Imagine a collection of perhaps millions, or even billions, of books accidentally thrown into a pile of fields by a publisher. Every day, the mountains grow exponentially.

Those books are full of knowledge and answers. But how do seekers find them? Books are useless because there is no organization.

This is an unfiltered, glorious raw internet. As a result, most online awareness quests begin with Google (of course, there are other search engines as well). Google’s algorithmic tentacles scan and index every book in its ungodly mountain. When someone enters a query in the search bar, the search algorithm looks up the indexed version of the internet, displays the page, and displays them in a ranked list of top hits.

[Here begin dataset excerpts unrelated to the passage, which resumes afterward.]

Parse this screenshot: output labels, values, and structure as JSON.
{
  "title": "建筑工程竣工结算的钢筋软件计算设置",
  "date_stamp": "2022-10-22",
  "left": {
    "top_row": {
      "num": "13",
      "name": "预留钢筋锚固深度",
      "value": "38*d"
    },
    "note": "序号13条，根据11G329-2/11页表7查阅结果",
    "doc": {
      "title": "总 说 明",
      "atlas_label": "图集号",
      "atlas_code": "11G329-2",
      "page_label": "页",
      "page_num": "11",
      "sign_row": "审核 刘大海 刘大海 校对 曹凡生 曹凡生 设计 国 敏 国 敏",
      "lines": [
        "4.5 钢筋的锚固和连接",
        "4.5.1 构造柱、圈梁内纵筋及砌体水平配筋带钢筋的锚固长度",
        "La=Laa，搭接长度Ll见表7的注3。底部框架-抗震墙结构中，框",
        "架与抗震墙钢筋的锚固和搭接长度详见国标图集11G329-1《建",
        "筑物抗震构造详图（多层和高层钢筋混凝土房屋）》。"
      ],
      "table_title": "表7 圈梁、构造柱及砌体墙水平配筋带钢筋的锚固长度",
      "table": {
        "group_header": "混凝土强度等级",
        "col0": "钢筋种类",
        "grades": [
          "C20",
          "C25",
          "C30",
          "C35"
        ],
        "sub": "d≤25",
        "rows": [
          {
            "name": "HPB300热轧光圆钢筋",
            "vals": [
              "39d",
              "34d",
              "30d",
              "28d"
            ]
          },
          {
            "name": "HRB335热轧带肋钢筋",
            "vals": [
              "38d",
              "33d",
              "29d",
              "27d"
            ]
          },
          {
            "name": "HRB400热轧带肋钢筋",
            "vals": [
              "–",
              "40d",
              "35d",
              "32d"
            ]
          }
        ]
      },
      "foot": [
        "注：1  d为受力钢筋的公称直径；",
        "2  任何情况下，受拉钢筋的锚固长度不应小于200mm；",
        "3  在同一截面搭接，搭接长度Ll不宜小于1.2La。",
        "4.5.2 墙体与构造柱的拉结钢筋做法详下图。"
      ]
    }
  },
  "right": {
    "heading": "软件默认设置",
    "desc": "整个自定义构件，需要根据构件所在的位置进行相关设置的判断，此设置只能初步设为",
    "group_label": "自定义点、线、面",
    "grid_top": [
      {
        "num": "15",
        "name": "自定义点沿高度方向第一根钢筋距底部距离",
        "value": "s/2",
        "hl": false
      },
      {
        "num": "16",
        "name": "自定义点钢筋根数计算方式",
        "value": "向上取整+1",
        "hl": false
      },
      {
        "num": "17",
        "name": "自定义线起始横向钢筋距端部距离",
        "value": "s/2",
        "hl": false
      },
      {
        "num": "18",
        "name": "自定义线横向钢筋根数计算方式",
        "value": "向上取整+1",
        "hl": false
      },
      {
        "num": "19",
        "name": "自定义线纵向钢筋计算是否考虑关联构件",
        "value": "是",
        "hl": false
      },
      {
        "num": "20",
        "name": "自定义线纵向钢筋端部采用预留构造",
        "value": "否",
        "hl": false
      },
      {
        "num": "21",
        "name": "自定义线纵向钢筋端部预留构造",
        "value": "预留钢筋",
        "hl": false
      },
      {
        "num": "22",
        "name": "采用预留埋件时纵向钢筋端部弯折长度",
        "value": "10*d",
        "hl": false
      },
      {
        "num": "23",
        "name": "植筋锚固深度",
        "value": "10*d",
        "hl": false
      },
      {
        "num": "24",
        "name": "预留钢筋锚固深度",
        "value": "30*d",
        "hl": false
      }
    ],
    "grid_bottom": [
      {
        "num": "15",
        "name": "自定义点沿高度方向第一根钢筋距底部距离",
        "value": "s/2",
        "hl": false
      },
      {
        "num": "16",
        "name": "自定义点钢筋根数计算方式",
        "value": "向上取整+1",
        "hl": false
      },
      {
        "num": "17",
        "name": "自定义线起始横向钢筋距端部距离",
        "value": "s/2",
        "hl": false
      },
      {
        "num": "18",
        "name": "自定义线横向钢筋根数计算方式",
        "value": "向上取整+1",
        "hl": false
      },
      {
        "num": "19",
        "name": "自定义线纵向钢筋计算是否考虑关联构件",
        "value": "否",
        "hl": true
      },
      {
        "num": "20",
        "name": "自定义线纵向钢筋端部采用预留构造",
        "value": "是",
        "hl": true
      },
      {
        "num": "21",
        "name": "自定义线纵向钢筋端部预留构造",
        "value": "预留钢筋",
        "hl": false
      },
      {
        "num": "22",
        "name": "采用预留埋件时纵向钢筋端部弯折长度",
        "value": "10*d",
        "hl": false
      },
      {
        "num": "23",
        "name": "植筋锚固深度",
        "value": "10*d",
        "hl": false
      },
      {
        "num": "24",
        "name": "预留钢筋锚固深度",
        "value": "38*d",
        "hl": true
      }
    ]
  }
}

This approach is very convenient. In fact, it’s so useful that it hasn’t changed radically for over 20 years. But now, Google’s AI researchers, who set the criteria for search engines first, are sketching blueprints for what might come next.

In a paper on arXiv preprint servers, the team suggests that technology that makes the Internet more searchable is at our fingertips. They state that machine learning algorithms for large language models, such as OpenAI’s GPT-3, can completely replace today’s indexing, retrieval, and ranking systems.

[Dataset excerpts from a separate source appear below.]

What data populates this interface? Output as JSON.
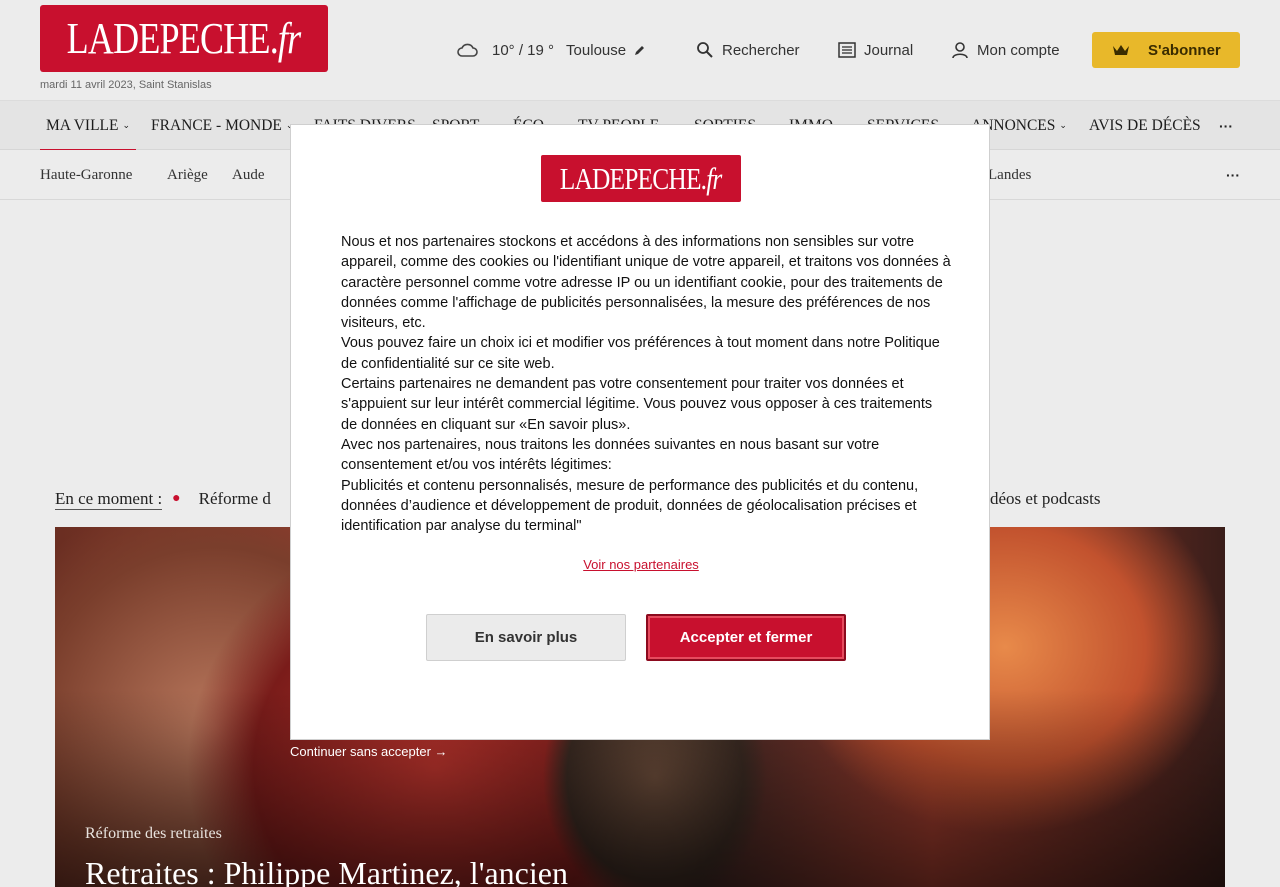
{
  "header": {
    "logo_main": "LADEPECHE",
    "logo_dot": ".",
    "logo_fr": "fr",
    "date": "mardi 11 avril 2023, Saint Stanislas",
    "weather_temp": "10° / 19 °",
    "weather_city": "Toulouse",
    "search_label": "Rechercher",
    "journal_label": "Journal",
    "account_label": "Mon compte",
    "subscribe_label": "S'abonner"
  },
  "nav": {
    "items": [
      {
        "label": "MA VILLE",
        "has_menu": true
      },
      {
        "label": "FRANCE - MONDE",
        "has_menu": true
      },
      {
        "label": "FAITS DIVERS",
        "has_menu": false
      },
      {
        "label": "SPORT",
        "has_menu": true
      },
      {
        "label": "ÉCO",
        "has_menu": true
      },
      {
        "label": "TV-PEOPLE",
        "has_menu": true
      },
      {
        "label": "SORTIES",
        "has_menu": true
      },
      {
        "label": "IMMO",
        "has_menu": true
      },
      {
        "label": "SERVICES",
        "has_menu": true
      },
      {
        "label": "ANNONCES",
        "has_menu": true
      },
      {
        "label": "AVIS DE DÉCÈS",
        "has_menu": false
      }
    ],
    "more": "···"
  },
  "subnav": {
    "items": [
      "Haute-Garonne",
      "Ariège",
      "Aude",
      "Landes"
    ],
    "more": "···"
  },
  "ticker": {
    "label": "En ce moment :",
    "first": "Réforme d",
    "right": "déos et podcasts"
  },
  "hero": {
    "kicker": "Réforme des retraites",
    "title": "Retraites : Philippe Martinez, l'ancien"
  },
  "consent": {
    "paragraphs": [
      "Nous et nos partenaires stockons et accédons à des informations non sensibles sur votre appareil, comme des cookies ou l'identifiant unique de votre appareil, et traitons vos données à caractère personnel comme votre adresse IP ou un identifiant cookie, pour des traitements de données comme l'affichage de publicités personnalisées, la mesure des préférences de nos visiteurs, etc.",
      "Vous pouvez faire un choix ici et modifier vos préférences à tout moment dans notre Politique de confidentialité sur ce site web.",
      "Certains partenaires ne demandent pas votre consentement pour traiter vos données et s'appuient sur leur intérêt commercial légitime. Vous pouvez vous opposer à ces traitements de données en cliquant sur «En savoir plus».",
      "Avec nos partenaires, nous traitons les données suivantes en nous basant sur votre consentement et/ou vos intérêts légitimes:",
      "Publicités et contenu personnalisés, mesure de performance des publicités et du contenu, données d’audience et développement de produit, données de géolocalisation précises et identification par analyse du terminal\""
    ],
    "partners_link": "Voir nos partenaires",
    "more_button": "En savoir plus",
    "accept_button": "Accepter et fermer",
    "continue_link": "Continuer sans accepter →"
  },
  "colors": {
    "brand_red": "#c8102e",
    "subscribe_gold": "#e8b82a"
  }
}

Is AI the search engine of the future?

When asking for information, the author writes that most people want to ask an expert for a subtle and reliable response. Instead, they google it. This can work or be terribly wrong. Like when I was panicked and sucked into a health-related rabbit hole at 2 o’clock in the morning.

Search engines display a (preferably high quality) source that contains at least part of the answer, but searchers need to scan, filter, and read the results and stitch the answers together wherever possible.

Search results have improved dramatically over the years. Still, this approach is far from perfect.

There are Q & A tools such as Alexa, Siri, and Google Assistant. However, these tools are vulnerable and have a limited (but ever-growing) repertoire of questions that can be fielded. Although they have their own drawbacks (discussed in detail below), large language models like GPT-3 are much more flexible and new responses in natural language to any query or prompt. Can be built.

The Google team suggests that the next generation of search engines could integrate the best of all the world and integrate today’s top information retrieval systems into large-scale AI.

It’s worth noting that machine learning is already working with classic index and ranking search engines. However, the authors suggest that machine learning can completely replace the system, rather than simply extending it.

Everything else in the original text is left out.